Wednesday, March 31st, 2010 | Author: Skip Moen

And they continued in amazement and great perplexity, saying to one another, “What does this mean? Acts 2:12

“What Does This Mean?” – Sometimes a culturally significant expression goes right by us because we read it with different eyes.  You’ve probably read this verse dozens of times, but you probably never considered why these men asked such a strange question.  They don’t ask the question we would ask.  They don’t ask, “What’s happening?”  They ask something else.

You’re part of the Jerusalem news team.  You’re on the scene for the festival at the temple.  Suddenly more than 100 people begin praising God in the languages of foreign visitors.  Swinging the camera toward the talking-head reporter, you hear him say, “But what does this mean?”  Ah, the question is perfectly legitimate, but it’s not very Greek.  Our questions are about what happens.  We want to know who, what, where and how.  Jewish questions in the first century had a different focus.  The questions these men asked were not about who was speaking, what they were saying, how this happened or where they came from.  The question they asked was about the meaning of the event.  The Jews thought about why.  Why did they think this way?  Why was their perspective so different?  Neusner explains:

“. . . in Midrash compilations the past takes place in the present.  The present embodies the past.  And there is no indeterminate future over the horizon, only a clear and present path to be chosen if people will it.  With distinctions between past, present and future time found to make no difference, and in their stead, different categories of meaning and social order deemed self-evident, the Midrash transforms ancient Israel’s history into the categorical structure of eternal Israel’s society, so that past, present, and future meet in the here and now.”[1]

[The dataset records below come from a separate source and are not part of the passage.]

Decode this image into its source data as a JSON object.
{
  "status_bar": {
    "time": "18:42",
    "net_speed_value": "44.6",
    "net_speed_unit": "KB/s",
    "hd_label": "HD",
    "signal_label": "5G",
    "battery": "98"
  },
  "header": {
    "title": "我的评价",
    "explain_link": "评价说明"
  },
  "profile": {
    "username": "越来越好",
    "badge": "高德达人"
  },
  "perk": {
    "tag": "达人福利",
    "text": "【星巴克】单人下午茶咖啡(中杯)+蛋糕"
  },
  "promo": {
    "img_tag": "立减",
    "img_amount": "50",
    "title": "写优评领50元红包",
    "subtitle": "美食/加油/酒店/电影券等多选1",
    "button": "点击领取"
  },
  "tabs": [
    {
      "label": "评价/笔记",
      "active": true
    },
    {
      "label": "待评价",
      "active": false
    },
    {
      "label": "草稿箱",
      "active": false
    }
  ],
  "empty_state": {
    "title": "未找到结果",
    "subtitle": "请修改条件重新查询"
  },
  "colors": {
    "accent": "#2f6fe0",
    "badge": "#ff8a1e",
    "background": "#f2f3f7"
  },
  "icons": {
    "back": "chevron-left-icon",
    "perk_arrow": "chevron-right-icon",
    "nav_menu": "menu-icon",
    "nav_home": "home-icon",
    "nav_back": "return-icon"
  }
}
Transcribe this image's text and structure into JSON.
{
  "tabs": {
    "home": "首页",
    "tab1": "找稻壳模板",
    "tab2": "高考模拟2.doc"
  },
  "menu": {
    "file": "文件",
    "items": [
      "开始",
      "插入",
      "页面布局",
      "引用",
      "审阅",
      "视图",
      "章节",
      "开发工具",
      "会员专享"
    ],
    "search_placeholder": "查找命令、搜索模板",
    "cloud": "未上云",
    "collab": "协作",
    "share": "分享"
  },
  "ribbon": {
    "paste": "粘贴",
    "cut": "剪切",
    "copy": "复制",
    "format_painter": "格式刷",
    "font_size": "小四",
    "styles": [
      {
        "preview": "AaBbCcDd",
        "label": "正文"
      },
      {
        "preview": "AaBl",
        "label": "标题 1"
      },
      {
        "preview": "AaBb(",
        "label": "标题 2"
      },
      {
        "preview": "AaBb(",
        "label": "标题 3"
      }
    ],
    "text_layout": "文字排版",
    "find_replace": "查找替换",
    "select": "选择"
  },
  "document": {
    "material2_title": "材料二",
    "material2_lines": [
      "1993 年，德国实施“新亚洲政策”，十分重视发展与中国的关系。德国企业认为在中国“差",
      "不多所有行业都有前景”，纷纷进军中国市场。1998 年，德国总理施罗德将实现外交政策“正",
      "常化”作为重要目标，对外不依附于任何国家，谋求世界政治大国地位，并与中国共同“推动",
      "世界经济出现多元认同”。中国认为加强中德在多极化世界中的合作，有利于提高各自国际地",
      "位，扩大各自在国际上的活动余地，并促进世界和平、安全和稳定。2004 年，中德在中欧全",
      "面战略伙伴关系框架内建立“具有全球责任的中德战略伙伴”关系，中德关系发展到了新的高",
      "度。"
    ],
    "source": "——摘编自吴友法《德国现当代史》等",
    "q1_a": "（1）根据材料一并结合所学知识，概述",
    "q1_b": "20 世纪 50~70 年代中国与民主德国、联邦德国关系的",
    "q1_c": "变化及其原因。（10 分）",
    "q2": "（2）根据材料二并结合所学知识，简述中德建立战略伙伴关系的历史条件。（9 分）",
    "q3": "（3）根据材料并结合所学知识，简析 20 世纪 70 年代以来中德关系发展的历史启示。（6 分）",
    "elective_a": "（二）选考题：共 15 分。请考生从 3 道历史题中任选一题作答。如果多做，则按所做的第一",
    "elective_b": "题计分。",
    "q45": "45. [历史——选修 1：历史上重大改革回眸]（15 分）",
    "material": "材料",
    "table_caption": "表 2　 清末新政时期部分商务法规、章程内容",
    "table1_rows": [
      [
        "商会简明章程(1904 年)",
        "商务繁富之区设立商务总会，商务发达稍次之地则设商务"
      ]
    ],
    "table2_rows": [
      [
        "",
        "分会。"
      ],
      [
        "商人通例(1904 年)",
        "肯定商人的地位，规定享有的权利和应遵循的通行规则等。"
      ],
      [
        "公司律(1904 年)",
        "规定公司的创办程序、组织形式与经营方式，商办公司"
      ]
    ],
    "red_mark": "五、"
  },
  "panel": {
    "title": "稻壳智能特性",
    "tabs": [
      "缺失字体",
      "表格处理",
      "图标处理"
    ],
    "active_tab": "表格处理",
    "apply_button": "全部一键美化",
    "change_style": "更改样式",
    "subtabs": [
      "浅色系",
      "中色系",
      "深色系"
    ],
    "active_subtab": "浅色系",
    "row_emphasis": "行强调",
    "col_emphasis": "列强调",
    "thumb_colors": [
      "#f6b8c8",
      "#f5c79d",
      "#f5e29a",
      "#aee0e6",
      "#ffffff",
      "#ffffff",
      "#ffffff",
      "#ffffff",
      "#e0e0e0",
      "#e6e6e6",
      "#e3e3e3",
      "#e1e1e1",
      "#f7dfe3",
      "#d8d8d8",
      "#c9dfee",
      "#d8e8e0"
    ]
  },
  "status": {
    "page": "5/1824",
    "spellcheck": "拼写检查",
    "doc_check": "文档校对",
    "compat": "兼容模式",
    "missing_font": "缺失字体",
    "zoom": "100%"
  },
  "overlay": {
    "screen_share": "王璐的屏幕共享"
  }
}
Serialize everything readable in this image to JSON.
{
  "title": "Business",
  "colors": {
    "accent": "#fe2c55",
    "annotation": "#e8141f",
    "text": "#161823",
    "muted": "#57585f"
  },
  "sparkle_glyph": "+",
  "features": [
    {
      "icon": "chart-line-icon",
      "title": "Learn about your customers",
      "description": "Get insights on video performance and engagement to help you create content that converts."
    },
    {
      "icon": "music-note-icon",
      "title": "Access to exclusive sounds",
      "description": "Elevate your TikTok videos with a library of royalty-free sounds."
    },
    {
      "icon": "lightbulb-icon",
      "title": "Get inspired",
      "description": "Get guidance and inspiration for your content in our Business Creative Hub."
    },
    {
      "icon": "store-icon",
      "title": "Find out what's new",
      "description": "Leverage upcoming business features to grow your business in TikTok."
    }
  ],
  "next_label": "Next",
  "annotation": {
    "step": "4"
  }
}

Yeshua has the same orientation in the incident with the man born blind (John 9).  The disciples want to know who was responsible.  Yeshua points them toward why the blindness happened.  This distinction marks a huge difference between our view of history and the Jewish view of history.  What matters for us is the correct order of events, the cause and effect relationships, the accurate reporting of the situation.  What matters for the rabbis is God’s perspective.  “What does this mean?”  In order to ask this question, we must have a different perspective on life.  What actually happens is not nearly as important as what God is doing in the midst of our events.  Our focus must shift from chronos to kairos.  The most important answer is not the explanation of the event.   It is the meaning of the event.  That meaning can only be understood when we connect God’s hand with our lives.  If we don’t know what God reveals in an event, then we don’t know anything about the event.

Do you suppose your view of life would change if you started looking for the meaning of events and stopped trying to find cause and effect explanations?

Topical Index:  ask, meaning, Acts 2:12, why?, Neusner


[1] Jacob Neusner, Judaism and the Interpretation of Scripture, p. 6.